I’m creating a Siamese style network for comparing text using a pretrained model. The general format is as follows:

class SiameseNet(nn.Module):
    def __init__(self, encoder):
        super().__init__()
        self.encoder = encoder

   def forward(self, x1, x2):
        output1 = self.encoder(x1)
        output2 = self.encoder(x2)

        return SomeFunction(output1, output2)

I’d like to train this model using discriminative learning rates and gradual unfreezing on the encoder. The issue is the main model, SiameseNet, has a length of 1. This means the fastai library gives the model a single layer group, so discriminative learning rates and gradual unfreezing doesn’t work out the box.

To access the layers in the encoder, it has to be specifically indexed into by model.encoder, so the standard format of indexing into a model layers like model[:n] won’t work.

Does anyone know a way to set layer groups/discriminative learning rates with a model like this? Or if there is a way to make this model structure sequential?

2 Likes

Figured it out. You can write a function explicitly defining layer groups and pass it to the learner as the split_func parameter.

2 Likes

Hi Karl. Glad that you have figured it out.

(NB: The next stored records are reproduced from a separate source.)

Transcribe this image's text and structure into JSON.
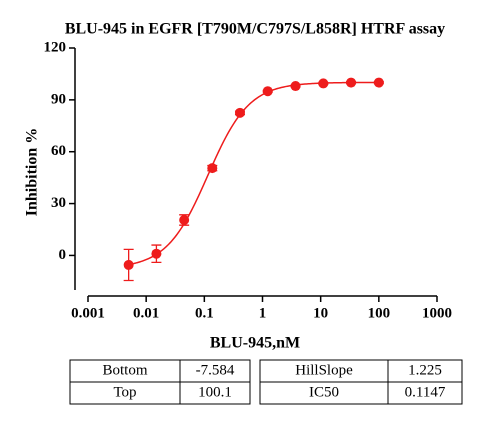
{
  "chart_data": {
    "type": "scatter",
    "title": "BLU-945 in EGFR [T790M/C797S/L858R] HTRF assay",
    "xlabel": "BLU-945,nM",
    "ylabel": "Inhibition %",
    "x": [
      0.005,
      0.015,
      0.045,
      0.137,
      0.41,
      1.23,
      3.7,
      11.1,
      33.3,
      100
    ],
    "series": [
      {
        "color": "#ee1c1c",
        "values": [
          -5.5,
          1,
          20.5,
          50.5,
          82.5,
          95,
          98,
          99.5,
          100,
          100
        ],
        "errors": [
          9,
          5,
          3,
          1.5,
          1,
          0.5,
          0.5,
          0.5,
          0.5,
          0.5
        ]
      }
    ],
    "log_x": true,
    "xlim": [
      0.001,
      1000
    ],
    "xticks": [
      0.001,
      0.01,
      0.1,
      1,
      10,
      100,
      1000
    ],
    "ylim": [
      -20,
      120
    ],
    "yticks": [
      0,
      30,
      60,
      90,
      120
    ],
    "fit_params": [
      {
        "label": "Bottom",
        "value": -7.584
      },
      {
        "label": "Top",
        "value": 100.1
      },
      {
        "label": "HillSlope",
        "value": 1.225
      },
      {
        "label": "IC50",
        "value": 0.1147
      }
    ]
  }
}
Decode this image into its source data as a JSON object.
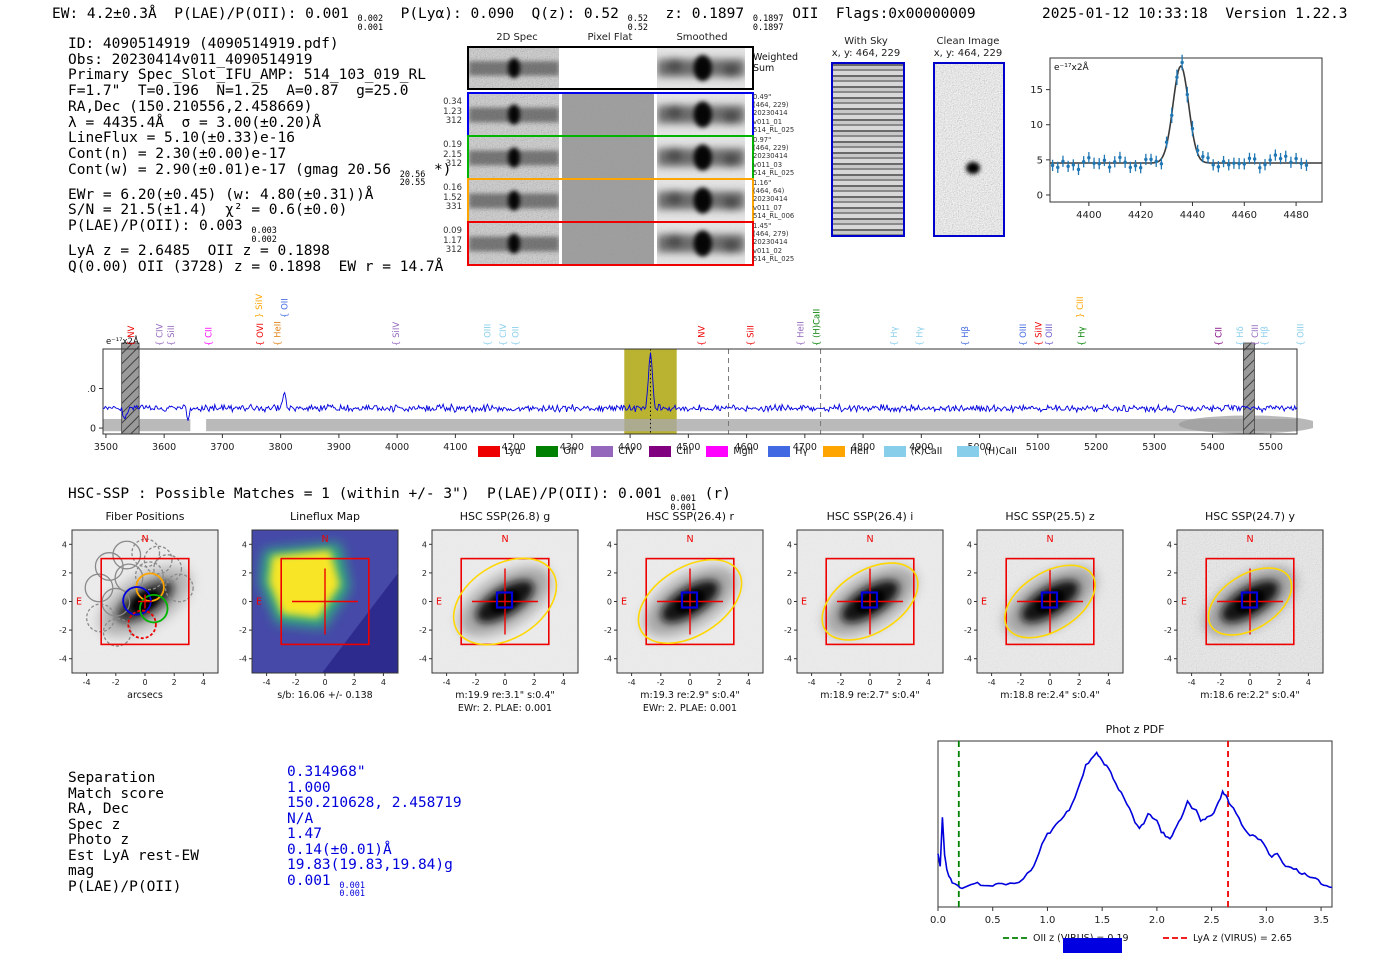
{
  "header": {
    "left_segments": [
      {
        "t": "EW: 4.2±0.3Å  P(LAE)/P(OII): 0.001 "
      },
      {
        "frac": [
          "0.002",
          "0.001"
        ]
      },
      {
        "t": "  P(Lyα): 0.090  Q(z): 0.52 "
      },
      {
        "frac": [
          "0.52",
          "0.52"
        ]
      },
      {
        "t": "  z: 0.1897 "
      },
      {
        "frac": [
          "0.1897",
          "0.1897"
        ]
      },
      {
        "t": " OII  Flags:0x00000009"
      }
    ],
    "right": "2025-01-12 10:33:18  Version 1.22.3"
  },
  "info_block": {
    "lines": [
      [
        {
          "t": "ID: 4090514919 (4090514919.pdf)"
        }
      ],
      [
        {
          "t": "Obs: 20230414v011_4090514919"
        }
      ],
      [
        {
          "t": "Primary Spec_Slot_IFU_AMP: 514_103_019_RL"
        }
      ],
      [
        {
          "t": "F=1.7\"  T=0.196  N=1.25  A=0.87  g=25.0"
        }
      ],
      [
        {
          "t": "RA,Dec (150.210556,2.458669)"
        }
      ],
      [
        {
          "t": "λ = 4435.4Å  σ = 3.00(±0.20)Å"
        }
      ],
      [
        {
          "t": "LineFlux = 5.10(±0.33)e-16"
        }
      ],
      [
        {
          "t": "Cont(n) = 2.30(±0.00)e-17"
        }
      ],
      [
        {
          "t": "Cont(w) = 2.90(±0.01)e-17 (gmag 20.56 "
        },
        {
          "frac": [
            "20.56",
            "20.55"
          ]
        },
        {
          "t": " *)"
        }
      ],
      [
        {
          "t": "EWr = 6.20(±0.45) (w: 4.80(±0.31))Å"
        }
      ],
      [
        {
          "t": "S/N = 21.5(±1.4)  χ² = 0.6(±0.0)"
        }
      ],
      [
        {
          "t": "P(LAE)/P(OII): 0.003 "
        },
        {
          "frac": [
            "0.003",
            "0.002"
          ]
        }
      ],
      [
        {
          "t": "LyA z = 2.6485  OII z = 0.1898"
        }
      ],
      [
        {
          "t": "Q(0.00) OII (3728) z = 0.1898  EW r = 14.7Å"
        }
      ]
    ]
  },
  "spec2d": {
    "col_headers": [
      "2D Spec",
      "Pixel Flat",
      "Smoothed"
    ],
    "rows": [
      {
        "color": "#000000",
        "left": [],
        "right": [
          "Weighted",
          "Sum"
        ]
      },
      {
        "color": "#0000ee",
        "left": [
          "0.34",
          "1.23",
          "312"
        ],
        "right": [
          "0.49\"",
          "(464, 229)",
          "20230414",
          "v011_01",
          "514_RL_025"
        ]
      },
      {
        "color": "#00b400",
        "left": [
          "0.19",
          "2.15",
          "312"
        ],
        "right": [
          "0.97\"",
          "(464, 229)",
          "20230414",
          "v011_03",
          "514_RL_025"
        ]
      },
      {
        "color": "#ffa500",
        "left": [
          "0.16",
          "1.52",
          "331"
        ],
        "right": [
          "1.16\"",
          "(464, 64)",
          "20230414",
          "v011_07",
          "514_RL_006"
        ]
      },
      {
        "color": "#ee0000",
        "left": [
          "0.09",
          "1.17",
          "312"
        ],
        "right": [
          "1.45\"",
          "(464, 279)",
          "20230414",
          "v011_02",
          "514_RL_025"
        ]
      }
    ]
  },
  "cutout2d": {
    "with_sky": {
      "title": "With Sky",
      "subtitle": "x, y: 464, 229"
    },
    "clean": {
      "title": "Clean Image",
      "subtitle": "x, y: 464, 229"
    }
  },
  "hsc_line_segments": [
    {
      "t": "HSC-SSP : Possible Matches = 1 (within +/- 3\")  P(LAE)/P(OII): 0.001 "
    },
    {
      "frac": [
        "0.001",
        "0.001"
      ]
    },
    {
      "t": " (r)"
    }
  ],
  "spectrum_legend": [
    {
      "label": "Lyα",
      "color": "#ee0000"
    },
    {
      "label": "OII",
      "color": "#008000"
    },
    {
      "label": "CIV",
      "color": "#9467bd"
    },
    {
      "label": "CIII",
      "color": "#800080"
    },
    {
      "label": "MgII",
      "color": "#ff00ff"
    },
    {
      "label": "Hγ",
      "color": "#4169e1"
    },
    {
      "label": "HeII",
      "color": "#ffa500"
    },
    {
      "label": "(K)CaII",
      "color": "#87ceeb"
    },
    {
      "label": "(H)CaII",
      "color": "#87ceeb"
    }
  ],
  "cutouts": {
    "ticks": [
      -4,
      -2,
      0,
      2,
      4
    ],
    "compass": {
      "n": "N",
      "e": "E"
    },
    "panels": [
      {
        "kind": "fiber",
        "title": "Fiber Positions",
        "footer1": "arcsecs",
        "footer2": ""
      },
      {
        "kind": "lineflux",
        "title": "Lineflux Map",
        "footer1": "s/b: 16.06 +/- 0.138",
        "footer2": ""
      },
      {
        "kind": "galaxy",
        "title": "HSC SSP(26.8) g",
        "footer1": "m:19.9 re:3.1\" s:0.4\"",
        "footer2": "EWr: 2. PLAE: 0.001",
        "noise": 0.1,
        "ellipse": [
          56,
          37
        ]
      },
      {
        "kind": "galaxy",
        "title": "HSC SSP(26.4) r",
        "footer1": "m:19.3 re:2.9\" s:0.4\"",
        "footer2": "EWr: 2. PLAE: 0.001",
        "noise": 0.1,
        "ellipse": [
          57,
          34
        ]
      },
      {
        "kind": "galaxy",
        "title": "HSC SSP(26.4) i",
        "footer1": "m:18.9 re:2.7\" s:0.4\"",
        "footer2": "",
        "noise": 0.13,
        "ellipse": [
          53,
          31
        ]
      },
      {
        "kind": "galaxy",
        "title": "HSC SSP(25.5) z",
        "footer1": "m:18.8 re:2.4\" s:0.4\"",
        "footer2": "",
        "noise": 0.24,
        "ellipse": [
          50,
          29
        ]
      },
      {
        "kind": "galaxy",
        "title": "HSC SSP(24.7) y",
        "footer1": "m:18.6 re:2.2\" s:0.4\"",
        "footer2": "",
        "noise": 0.42,
        "ellipse": [
          46,
          27
        ]
      }
    ]
  },
  "match_table": {
    "value_color": "#0000dd",
    "rows": [
      {
        "label": "Separation",
        "value": [
          {
            "t": "0.314968\""
          }
        ]
      },
      {
        "label": "Match score",
        "value": [
          {
            "t": "1.000"
          }
        ]
      },
      {
        "label": "RA, Dec",
        "value": [
          {
            "t": "150.210628, 2.458719"
          }
        ]
      },
      {
        "label": "Spec z",
        "value": [
          {
            "t": "N/A"
          }
        ]
      },
      {
        "label": "Photo z",
        "value": [
          {
            "t": "1.47"
          }
        ]
      },
      {
        "label": "Est LyA rest-EW",
        "value": [
          {
            "t": "0.14(±0.01)Å"
          }
        ]
      },
      {
        "label": "mag",
        "value": [
          {
            "t": "19.83(19.83,19.84)g"
          }
        ]
      },
      {
        "label": "P(LAE)/P(OII)",
        "value": [
          {
            "t": "0.001 "
          },
          {
            "frac": [
              "0.001",
              "0.001"
            ]
          }
        ]
      }
    ]
  },
  "chart_data": [
    {
      "id": "line_fit",
      "type": "line",
      "title": "",
      "ylabel_inside": "e⁻¹⁷x2Å",
      "x_range": [
        4385,
        4490
      ],
      "x_ticks": [
        4400,
        4420,
        4440,
        4460,
        4480
      ],
      "y_range": [
        -1,
        19.5
      ],
      "y_ticks": [
        0,
        5,
        10,
        15
      ],
      "baseline": 4.5,
      "noise_amp": 0.6,
      "err_bar": 0.8,
      "gauss": {
        "center": 4435.5,
        "sigma": 3.0,
        "amp": 13.8
      },
      "point_step": 2,
      "colors": {
        "points": "#1f77b4",
        "fit": "#3a3a3a"
      }
    },
    {
      "id": "full_spectrum",
      "type": "line",
      "ylabel_inside": "e⁻¹⁷x2Å",
      "x_range": [
        3495,
        5545
      ],
      "x_ticks": [
        3500,
        3600,
        3700,
        3800,
        3900,
        4000,
        4100,
        4200,
        4300,
        4400,
        4500,
        4600,
        4700,
        4800,
        4900,
        5000,
        5100,
        5200,
        5300,
        5400,
        5500
      ],
      "y_range": [
        -1.5,
        20
      ],
      "y_ticks": [
        0,
        10
      ],
      "baseline": 5.0,
      "noise_amp": 1.1,
      "gauss": {
        "center": 4435,
        "sigma": 3.4,
        "amp": 13.5
      },
      "bump": {
        "center": 3806,
        "sigma": 2.6,
        "amp": 4.3
      },
      "dips": [
        {
          "center": 3533,
          "sigma": 3.0,
          "amp": -2.6
        },
        {
          "center": 3641,
          "sigma": 2.0,
          "amp": -3.1
        }
      ],
      "highlight_band": [
        4390,
        4480
      ],
      "highlight_color": "#b3ad1f",
      "hatch_bands": [
        [
          3527,
          3557
        ],
        [
          5453,
          5472
        ]
      ],
      "dashed_lines": [
        4569,
        4727
      ],
      "dotted_line": 4435,
      "error_band": {
        "top": 2.3,
        "bottom": -0.8,
        "gap": [
          3645,
          3672
        ]
      },
      "line_color": "#0000dd",
      "line_labels": [
        {
          "label": "NV",
          "wl": 3548,
          "color": "#ee0000",
          "raised": false,
          "brace": "{"
        },
        {
          "label": "CIV",
          "wl": 3597,
          "color": "#9467bd",
          "raised": false,
          "brace": "{"
        },
        {
          "label": "SiII",
          "wl": 3617,
          "color": "#9467bd",
          "raised": false,
          "brace": "{"
        },
        {
          "label": "CII",
          "wl": 3681,
          "color": "#ff00ff",
          "raised": false,
          "brace": "{"
        },
        {
          "label": "OVI",
          "wl": 3770,
          "color": "#ee0000",
          "raised": false,
          "brace": "{"
        },
        {
          "label": "SiIV",
          "wl": 3768,
          "color": "#ffa500",
          "raised": true,
          "brace": "}"
        },
        {
          "label": "HeII",
          "wl": 3800,
          "color": "#e08214",
          "raised": false,
          "brace": "{"
        },
        {
          "label": "OII",
          "wl": 3812,
          "color": "#4169e1",
          "raised": true,
          "brace": "{"
        },
        {
          "label": "SiIV",
          "wl": 4003,
          "color": "#9467bd",
          "raised": false,
          "brace": "{"
        },
        {
          "label": "OIII",
          "wl": 4160,
          "color": "#87ceeb",
          "raised": false,
          "brace": "{"
        },
        {
          "label": "CIV",
          "wl": 4187,
          "color": "#87ceeb",
          "raised": false,
          "brace": "{"
        },
        {
          "label": "OII",
          "wl": 4208,
          "color": "#87ceeb",
          "raised": false,
          "brace": "{"
        },
        {
          "label": "NV",
          "wl": 4528,
          "color": "#ee0000",
          "raised": false,
          "brace": "{"
        },
        {
          "label": "SiII",
          "wl": 4612,
          "color": "#ee0000",
          "raised": false,
          "brace": "{"
        },
        {
          "label": "HeII",
          "wl": 4698,
          "color": "#9467bd",
          "raised": false,
          "brace": "{"
        },
        {
          "label": "(H)CaII",
          "wl": 4725,
          "color": "#008000",
          "raised": false,
          "brace": "{"
        },
        {
          "label": "Hγ",
          "wl": 4858,
          "color": "#87ceeb",
          "raised": false,
          "brace": "{"
        },
        {
          "label": "Hγ",
          "wl": 4902,
          "color": "#87ceeb",
          "raised": false,
          "brace": "{"
        },
        {
          "label": "Hβ",
          "wl": 4980,
          "color": "#4169e1",
          "raised": false,
          "brace": "{"
        },
        {
          "label": "OIII",
          "wl": 5080,
          "color": "#4169e1",
          "raised": false,
          "brace": "{"
        },
        {
          "label": "SiIV",
          "wl": 5106,
          "color": "#ee0000",
          "raised": false,
          "brace": "{"
        },
        {
          "label": "OIII",
          "wl": 5124,
          "color": "#6a5acd",
          "raised": false,
          "brace": "{"
        },
        {
          "label": "Hγ",
          "wl": 5180,
          "color": "#008000",
          "raised": false,
          "brace": "{"
        },
        {
          "label": "CIII",
          "wl": 5178,
          "color": "#ffa500",
          "raised": true,
          "brace": "}"
        },
        {
          "label": "CII",
          "wl": 5415,
          "color": "#800080",
          "raised": false,
          "brace": "{"
        },
        {
          "label": "Hδ",
          "wl": 5452,
          "color": "#87ceeb",
          "raised": false,
          "brace": "{"
        },
        {
          "label": "CIII",
          "wl": 5478,
          "color": "#9467bd",
          "raised": false,
          "brace": "{"
        },
        {
          "label": "Hβ",
          "wl": 5494,
          "color": "#87ceeb",
          "raised": false,
          "brace": "{"
        },
        {
          "label": "OIII",
          "wl": 5556,
          "color": "#87ceeb",
          "raised": false,
          "brace": "{"
        }
      ]
    },
    {
      "id": "photz_pdf",
      "type": "line",
      "title": "Phot z PDF",
      "x_range": [
        0.0,
        3.6
      ],
      "x_ticks": [
        0.0,
        0.5,
        1.0,
        1.5,
        2.0,
        2.5,
        3.0,
        3.5
      ],
      "line_color": "#0000dd",
      "points": [
        [
          0.0,
          0.3
        ],
        [
          0.02,
          0.22
        ],
        [
          0.04,
          0.52
        ],
        [
          0.06,
          0.3
        ],
        [
          0.08,
          0.2
        ],
        [
          0.1,
          0.16
        ],
        [
          0.13,
          0.12
        ],
        [
          0.18,
          0.1
        ],
        [
          0.22,
          0.09
        ],
        [
          0.3,
          0.11
        ],
        [
          0.36,
          0.12
        ],
        [
          0.42,
          0.1
        ],
        [
          0.5,
          0.1
        ],
        [
          0.55,
          0.11
        ],
        [
          0.62,
          0.11
        ],
        [
          0.7,
          0.12
        ],
        [
          0.78,
          0.14
        ],
        [
          0.85,
          0.2
        ],
        [
          0.9,
          0.26
        ],
        [
          0.95,
          0.36
        ],
        [
          1.0,
          0.42
        ],
        [
          1.05,
          0.45
        ],
        [
          1.1,
          0.5
        ],
        [
          1.15,
          0.54
        ],
        [
          1.2,
          0.57
        ],
        [
          1.25,
          0.65
        ],
        [
          1.3,
          0.74
        ],
        [
          1.35,
          0.85
        ],
        [
          1.4,
          0.89
        ],
        [
          1.45,
          0.92
        ],
        [
          1.48,
          0.9
        ],
        [
          1.52,
          0.86
        ],
        [
          1.56,
          0.83
        ],
        [
          1.6,
          0.77
        ],
        [
          1.65,
          0.7
        ],
        [
          1.7,
          0.65
        ],
        [
          1.75,
          0.58
        ],
        [
          1.8,
          0.5
        ],
        [
          1.84,
          0.46
        ],
        [
          1.88,
          0.48
        ],
        [
          1.92,
          0.55
        ],
        [
          1.96,
          0.52
        ],
        [
          2.0,
          0.51
        ],
        [
          2.04,
          0.44
        ],
        [
          2.08,
          0.41
        ],
        [
          2.12,
          0.4
        ],
        [
          2.16,
          0.44
        ],
        [
          2.2,
          0.5
        ],
        [
          2.24,
          0.55
        ],
        [
          2.28,
          0.62
        ],
        [
          2.32,
          0.58
        ],
        [
          2.36,
          0.57
        ],
        [
          2.4,
          0.51
        ],
        [
          2.44,
          0.51
        ],
        [
          2.48,
          0.53
        ],
        [
          2.52,
          0.56
        ],
        [
          2.56,
          0.61
        ],
        [
          2.6,
          0.68
        ],
        [
          2.63,
          0.66
        ],
        [
          2.66,
          0.62
        ],
        [
          2.7,
          0.58
        ],
        [
          2.75,
          0.52
        ],
        [
          2.8,
          0.45
        ],
        [
          2.85,
          0.42
        ],
        [
          2.9,
          0.41
        ],
        [
          2.95,
          0.38
        ],
        [
          3.0,
          0.33
        ],
        [
          3.05,
          0.28
        ],
        [
          3.1,
          0.3
        ],
        [
          3.15,
          0.24
        ],
        [
          3.2,
          0.22
        ],
        [
          3.25,
          0.21
        ],
        [
          3.3,
          0.19
        ],
        [
          3.35,
          0.17
        ],
        [
          3.4,
          0.15
        ],
        [
          3.45,
          0.14
        ],
        [
          3.5,
          0.12
        ],
        [
          3.55,
          0.1
        ],
        [
          3.6,
          0.09
        ]
      ],
      "vlines": [
        {
          "x": 0.19,
          "color": "#008000",
          "label": "OII z (VIRUS) = 0.19"
        },
        {
          "x": 2.65,
          "color": "#ee0000",
          "label": "LyA z (VIRUS) = 2.65"
        }
      ]
    }
  ]
}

May be a little late to the game. Have you seen Radek’s tweet and the whole thread?

Radek showed us how he implemented a Siamese style network using fastai 1.0 and PyTorch. I think one of his tweet address your question:

The line below gives me ability to freeze parts of the model easily and to train with differential learning rates.

learn.split([learn.model.cnn[:6], learn.model.cnn[6:], learn.model.head])

I think it’s good to share that here as it has some great tips that will probably be useful for future readers.

10 Likes

Just tagging this with siamese triplet and one shot because there’s going to be people searching for those terms :wink:

Following your work on this whole thing is a real joy @radek

Might as well explain a bit about the tags :slight_smile: I am not trying to be technically correct. These stuffs are super new to me.

Zero-shot, one-shot and few-shot learning are some approaches for “learning to learn” problem (meta-learning field). Siamese Networks is an approach for one-shot learning. It consists of twin networks with the same set of parameters (symmetric architecture). The basic idea of the model is to compute the output category of one given test example by computing a kind of ‘similarity’ with all the training examples.

Triplet loss is a type of metric distance learning?